Pociąg wyruszał z Londynu codziennie przed południem, przez 87 lat. Jego trasa nie była długa – nieco ponad 36 kilometrów pokonywał w 40 minut – ale wyjątkowo urokliwa. Za oknami przelatywały niespiesznie zielone krajobrazy Westminsteru. Nikt jednak się nie zachwycał, nieliczni szlochali. Niemal połowa pasażerów była martwa.
Bilet pierwszej klasy, powrotny – 25 funtów. Trzeciej klasy, powrotny – 8 funtów. Pierwszej klasy, w jedną stronę, dla zwłok – jeden funt. Trzeciej klasy, dla zwłok – 2 szylingi i 6 pensów.
W latach świetności, na przełomie XIX i XX wieku, pociąg przewoził rocznie ponad 2 tysiące zmarłych – szacuje „Daily Mail”. Ruszał ze stacji York Street, umieszczonej w sąsiedztwie stacji Waterloo, wyjątkowo dyskretnie. Nie było szans, by pasażerowie normalnych pociągów i „pogrzebowego” mieszali się ze sobą. Czasami tylko zdarzało się, że tunele tej drugiej służyły jako tymczasowy składzik na zwłoki.
Zadbano nawet o to, by w samym pociągu oddzielić od siebie żywych – czyli żałobników, od umarłych. Paradoksalnie jednak w tamtych czasach większe emocje wzbudzało to, że mieszać się mogą… klasy. „Fakt, że bankier i żebrak będą podróżować tym samym środkiem lokomocji, by ostatecznie spocząć na tym samym cmentarzu, uważany był przez wielu za dążenie do równouprawnienia” – zauważa BBC.
O ile jednak w samym pociągu udało się tego uniknąć, wprowadzając osobne przedziały (a nawet miejsca w poczekalni, jeszcze na stacji!), to na miejscu spoczynku nie było o tym mowy. Cmentarz Brookwood, zwany Londyńską Nekropolią, segregował ludzi wyłącznie ze względu na wyznanie.
Był jednak jedynym ratunkiem dla XIX-wiecznego Londynu, zmagającego się z epidemią cholery i idącym za nią brakiem miejsc na grzebanie umarłych. W latach 50. każdego roku umierało tu blisko 50 tysięcy osób, a wszystkie cmentarze razem wzięte nie pokrywały powierzchni większej niż 300 arów – szacuje brytyjski dziennik. Grabarze sięgali więc po coraz drastyczniejsze metody. Na porządku dziennym było wykopywanie zmarłych pod osłoną nocy i potajemne kremowanie. Rozwiązaniem problemu miał być właśnie potężny, bo ciągnący się na ponad 1,5 tys. arów, podmiejski Brookwood.

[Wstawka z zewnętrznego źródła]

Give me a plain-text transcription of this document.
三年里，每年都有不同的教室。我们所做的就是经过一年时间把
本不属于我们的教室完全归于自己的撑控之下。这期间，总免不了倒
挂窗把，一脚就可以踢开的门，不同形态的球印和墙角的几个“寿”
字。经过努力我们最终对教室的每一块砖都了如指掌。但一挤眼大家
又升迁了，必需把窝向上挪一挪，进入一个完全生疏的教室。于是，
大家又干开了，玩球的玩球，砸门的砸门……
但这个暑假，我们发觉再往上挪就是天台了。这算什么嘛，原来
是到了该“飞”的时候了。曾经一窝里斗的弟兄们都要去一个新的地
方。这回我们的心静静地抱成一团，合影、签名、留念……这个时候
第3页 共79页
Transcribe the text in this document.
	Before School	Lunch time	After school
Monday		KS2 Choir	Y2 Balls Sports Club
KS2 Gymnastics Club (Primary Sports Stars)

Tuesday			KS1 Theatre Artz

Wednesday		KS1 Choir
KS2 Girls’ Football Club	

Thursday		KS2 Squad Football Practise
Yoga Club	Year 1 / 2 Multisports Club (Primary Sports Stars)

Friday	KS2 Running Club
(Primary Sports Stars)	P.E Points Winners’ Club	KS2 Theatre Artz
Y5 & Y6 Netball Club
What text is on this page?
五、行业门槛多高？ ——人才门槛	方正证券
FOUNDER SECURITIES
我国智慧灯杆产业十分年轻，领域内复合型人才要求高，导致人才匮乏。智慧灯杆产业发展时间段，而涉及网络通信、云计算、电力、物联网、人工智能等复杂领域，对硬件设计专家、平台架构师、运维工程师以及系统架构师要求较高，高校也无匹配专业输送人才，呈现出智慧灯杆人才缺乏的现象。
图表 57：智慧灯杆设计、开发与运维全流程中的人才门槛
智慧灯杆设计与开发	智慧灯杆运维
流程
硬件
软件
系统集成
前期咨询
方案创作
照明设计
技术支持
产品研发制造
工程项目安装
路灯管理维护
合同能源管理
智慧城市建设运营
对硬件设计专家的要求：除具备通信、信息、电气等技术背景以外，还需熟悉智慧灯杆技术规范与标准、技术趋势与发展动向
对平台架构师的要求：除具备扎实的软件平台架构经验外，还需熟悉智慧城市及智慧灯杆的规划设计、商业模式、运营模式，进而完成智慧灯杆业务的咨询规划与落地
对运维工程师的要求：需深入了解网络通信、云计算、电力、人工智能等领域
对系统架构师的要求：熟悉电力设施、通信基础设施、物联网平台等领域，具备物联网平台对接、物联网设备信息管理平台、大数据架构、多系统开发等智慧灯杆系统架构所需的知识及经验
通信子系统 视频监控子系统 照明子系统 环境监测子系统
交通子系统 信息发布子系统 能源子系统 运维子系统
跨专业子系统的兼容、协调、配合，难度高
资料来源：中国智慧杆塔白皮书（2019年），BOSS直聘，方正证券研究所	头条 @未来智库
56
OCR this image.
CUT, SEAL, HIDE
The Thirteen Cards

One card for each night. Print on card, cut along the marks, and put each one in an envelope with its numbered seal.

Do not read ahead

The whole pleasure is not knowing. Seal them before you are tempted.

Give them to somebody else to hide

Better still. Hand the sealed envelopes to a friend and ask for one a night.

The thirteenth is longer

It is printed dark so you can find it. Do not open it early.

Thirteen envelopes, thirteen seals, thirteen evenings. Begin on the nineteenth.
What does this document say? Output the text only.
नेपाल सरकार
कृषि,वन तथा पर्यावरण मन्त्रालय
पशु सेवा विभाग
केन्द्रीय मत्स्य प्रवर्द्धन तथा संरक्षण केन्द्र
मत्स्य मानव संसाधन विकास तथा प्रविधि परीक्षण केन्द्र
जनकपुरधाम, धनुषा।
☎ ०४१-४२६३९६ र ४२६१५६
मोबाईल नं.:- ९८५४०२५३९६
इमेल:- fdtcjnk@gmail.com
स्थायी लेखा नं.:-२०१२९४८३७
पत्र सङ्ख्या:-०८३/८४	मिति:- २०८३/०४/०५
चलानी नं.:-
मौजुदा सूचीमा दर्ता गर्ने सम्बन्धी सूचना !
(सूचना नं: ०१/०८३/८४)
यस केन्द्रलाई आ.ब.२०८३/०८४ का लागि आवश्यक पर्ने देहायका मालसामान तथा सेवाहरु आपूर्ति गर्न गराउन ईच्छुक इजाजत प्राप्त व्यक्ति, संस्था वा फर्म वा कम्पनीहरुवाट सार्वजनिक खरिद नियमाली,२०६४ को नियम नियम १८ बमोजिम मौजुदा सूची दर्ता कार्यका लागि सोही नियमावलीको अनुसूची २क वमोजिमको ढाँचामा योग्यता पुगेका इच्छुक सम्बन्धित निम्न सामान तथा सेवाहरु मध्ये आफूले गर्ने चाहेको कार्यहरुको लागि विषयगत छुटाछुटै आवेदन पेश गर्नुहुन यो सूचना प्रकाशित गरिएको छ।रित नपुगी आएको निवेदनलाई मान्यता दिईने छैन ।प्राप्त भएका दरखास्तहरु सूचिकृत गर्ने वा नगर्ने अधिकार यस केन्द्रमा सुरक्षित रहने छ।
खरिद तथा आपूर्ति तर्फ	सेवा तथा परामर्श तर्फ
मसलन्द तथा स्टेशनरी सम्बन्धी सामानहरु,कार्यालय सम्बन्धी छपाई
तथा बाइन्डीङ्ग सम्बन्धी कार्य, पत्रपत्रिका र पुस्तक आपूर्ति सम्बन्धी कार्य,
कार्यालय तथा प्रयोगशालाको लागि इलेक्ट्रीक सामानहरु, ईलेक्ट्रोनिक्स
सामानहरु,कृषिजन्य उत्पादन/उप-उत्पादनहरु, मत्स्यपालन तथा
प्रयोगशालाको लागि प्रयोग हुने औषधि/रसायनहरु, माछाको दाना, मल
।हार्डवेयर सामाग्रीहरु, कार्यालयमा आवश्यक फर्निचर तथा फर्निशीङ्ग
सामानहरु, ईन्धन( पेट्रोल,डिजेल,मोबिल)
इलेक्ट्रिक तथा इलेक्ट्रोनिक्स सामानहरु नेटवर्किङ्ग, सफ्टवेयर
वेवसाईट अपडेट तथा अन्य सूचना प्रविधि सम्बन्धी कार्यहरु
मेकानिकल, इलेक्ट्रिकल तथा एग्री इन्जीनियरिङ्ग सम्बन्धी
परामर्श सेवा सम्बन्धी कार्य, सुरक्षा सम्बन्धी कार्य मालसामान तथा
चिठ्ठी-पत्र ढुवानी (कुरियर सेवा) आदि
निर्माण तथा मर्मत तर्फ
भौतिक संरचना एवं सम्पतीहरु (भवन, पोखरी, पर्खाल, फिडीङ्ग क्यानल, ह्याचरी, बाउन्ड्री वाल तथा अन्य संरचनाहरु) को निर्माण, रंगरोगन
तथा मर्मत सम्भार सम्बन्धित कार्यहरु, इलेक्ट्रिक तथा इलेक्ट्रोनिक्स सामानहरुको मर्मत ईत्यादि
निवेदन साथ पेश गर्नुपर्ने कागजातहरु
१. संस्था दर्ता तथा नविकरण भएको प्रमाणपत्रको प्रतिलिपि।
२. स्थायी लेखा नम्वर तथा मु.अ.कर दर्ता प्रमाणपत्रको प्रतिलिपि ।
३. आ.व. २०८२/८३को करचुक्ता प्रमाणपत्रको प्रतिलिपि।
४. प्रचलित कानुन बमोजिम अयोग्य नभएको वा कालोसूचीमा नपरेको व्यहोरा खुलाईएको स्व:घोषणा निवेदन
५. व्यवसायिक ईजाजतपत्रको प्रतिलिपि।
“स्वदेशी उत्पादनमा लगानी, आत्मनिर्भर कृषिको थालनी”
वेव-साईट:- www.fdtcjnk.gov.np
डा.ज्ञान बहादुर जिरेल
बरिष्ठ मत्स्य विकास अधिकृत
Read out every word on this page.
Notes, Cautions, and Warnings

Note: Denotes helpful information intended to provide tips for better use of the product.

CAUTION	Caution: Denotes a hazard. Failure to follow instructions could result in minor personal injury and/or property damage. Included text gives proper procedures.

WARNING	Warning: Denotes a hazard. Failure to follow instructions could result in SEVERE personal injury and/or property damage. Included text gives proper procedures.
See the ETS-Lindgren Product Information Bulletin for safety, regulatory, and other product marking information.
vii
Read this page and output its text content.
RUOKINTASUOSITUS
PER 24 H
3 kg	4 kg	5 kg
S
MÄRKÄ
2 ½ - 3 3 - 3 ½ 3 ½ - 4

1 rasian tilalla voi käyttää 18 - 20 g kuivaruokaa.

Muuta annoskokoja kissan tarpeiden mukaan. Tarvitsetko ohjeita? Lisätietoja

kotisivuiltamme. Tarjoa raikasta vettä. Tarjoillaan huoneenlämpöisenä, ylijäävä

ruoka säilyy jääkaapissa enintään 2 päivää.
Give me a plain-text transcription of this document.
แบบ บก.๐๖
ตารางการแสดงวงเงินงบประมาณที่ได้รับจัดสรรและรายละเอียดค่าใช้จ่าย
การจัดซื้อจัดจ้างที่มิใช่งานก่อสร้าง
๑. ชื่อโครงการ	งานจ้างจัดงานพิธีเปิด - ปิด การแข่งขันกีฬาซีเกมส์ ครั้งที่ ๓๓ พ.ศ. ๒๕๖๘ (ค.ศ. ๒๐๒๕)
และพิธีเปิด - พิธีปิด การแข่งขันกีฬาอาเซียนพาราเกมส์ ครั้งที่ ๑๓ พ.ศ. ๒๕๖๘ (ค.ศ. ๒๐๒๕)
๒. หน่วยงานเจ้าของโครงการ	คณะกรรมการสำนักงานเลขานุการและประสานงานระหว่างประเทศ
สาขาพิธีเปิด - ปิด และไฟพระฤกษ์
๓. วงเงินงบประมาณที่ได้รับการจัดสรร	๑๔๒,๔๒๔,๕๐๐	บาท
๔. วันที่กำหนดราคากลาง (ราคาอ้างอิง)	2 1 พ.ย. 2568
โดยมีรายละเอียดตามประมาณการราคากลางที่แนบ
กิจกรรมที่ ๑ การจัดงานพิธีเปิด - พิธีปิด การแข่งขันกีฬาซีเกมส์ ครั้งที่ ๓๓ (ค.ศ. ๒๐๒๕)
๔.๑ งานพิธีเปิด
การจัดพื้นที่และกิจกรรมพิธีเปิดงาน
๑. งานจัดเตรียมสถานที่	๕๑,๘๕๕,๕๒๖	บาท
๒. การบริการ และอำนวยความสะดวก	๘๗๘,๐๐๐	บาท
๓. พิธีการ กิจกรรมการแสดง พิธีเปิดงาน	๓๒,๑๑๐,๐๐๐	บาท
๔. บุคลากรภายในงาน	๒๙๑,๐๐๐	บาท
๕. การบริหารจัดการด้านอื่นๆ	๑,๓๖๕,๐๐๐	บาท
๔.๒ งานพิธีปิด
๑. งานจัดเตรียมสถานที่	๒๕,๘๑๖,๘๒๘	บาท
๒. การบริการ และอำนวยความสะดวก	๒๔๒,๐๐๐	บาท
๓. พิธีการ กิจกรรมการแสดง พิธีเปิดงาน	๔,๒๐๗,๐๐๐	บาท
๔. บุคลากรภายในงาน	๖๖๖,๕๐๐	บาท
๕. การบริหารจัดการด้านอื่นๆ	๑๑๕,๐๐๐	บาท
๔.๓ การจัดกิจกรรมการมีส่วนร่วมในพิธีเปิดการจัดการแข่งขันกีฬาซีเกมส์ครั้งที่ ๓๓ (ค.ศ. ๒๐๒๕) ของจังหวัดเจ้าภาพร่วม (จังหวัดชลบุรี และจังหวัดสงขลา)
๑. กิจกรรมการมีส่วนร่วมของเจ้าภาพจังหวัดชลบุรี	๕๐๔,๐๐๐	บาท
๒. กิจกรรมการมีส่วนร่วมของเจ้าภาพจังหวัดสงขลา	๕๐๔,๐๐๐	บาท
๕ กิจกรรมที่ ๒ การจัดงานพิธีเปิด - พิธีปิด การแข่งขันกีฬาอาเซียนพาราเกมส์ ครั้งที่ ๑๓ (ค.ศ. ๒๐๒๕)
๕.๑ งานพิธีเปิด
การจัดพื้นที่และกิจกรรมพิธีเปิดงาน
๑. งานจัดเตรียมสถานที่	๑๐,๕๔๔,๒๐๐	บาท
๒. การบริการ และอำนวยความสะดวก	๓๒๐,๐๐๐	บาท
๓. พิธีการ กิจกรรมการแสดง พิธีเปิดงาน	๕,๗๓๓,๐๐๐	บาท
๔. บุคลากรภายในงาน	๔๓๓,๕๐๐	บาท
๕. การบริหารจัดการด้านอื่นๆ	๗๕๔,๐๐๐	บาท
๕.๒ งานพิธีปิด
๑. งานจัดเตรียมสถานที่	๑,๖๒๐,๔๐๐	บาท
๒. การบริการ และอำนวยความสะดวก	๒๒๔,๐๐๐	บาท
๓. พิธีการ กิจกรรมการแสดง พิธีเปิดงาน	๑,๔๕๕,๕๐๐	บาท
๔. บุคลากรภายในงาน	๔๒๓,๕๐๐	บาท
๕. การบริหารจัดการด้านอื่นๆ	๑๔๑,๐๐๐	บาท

Niechęć do niego jak szybko wybuchła, tak szybko zgasła. A pomysł z kursującym do niego „pogrzebowym pociągiem” stał się „pionierski i rewolucyjny”. Oszczędzał pieniądze (bo przewiezienie zmarłego na przykład konnym karawanem mogło się opłacać jedynie najbogatszym) i czas. „Goście mogli wyruszyć z Londynu ze swoim drogim zmarłym o 11:40, wziąć udział w pochówku, zorganizować stypę na stacji kolejowej, gdzie serwowano kanapki z domową szynką lub bajeczne ciastka, po czym wrócić tym samym pociągiem, już o 15:30” – opisuje BBC.
Kolej funkcjonowała z powodzeniem aż do lat 40. I może jeździłaby dalej, gdyby nie niemieckie bomby, które 16 kwietnia spadły na miasto, niszcząc stację, wzniecając ponad 2 tysiące pożarów i zabijając tysiąc Londyńczyków. Tych już trzeba było przewieźć na cmentarz innym sposobem.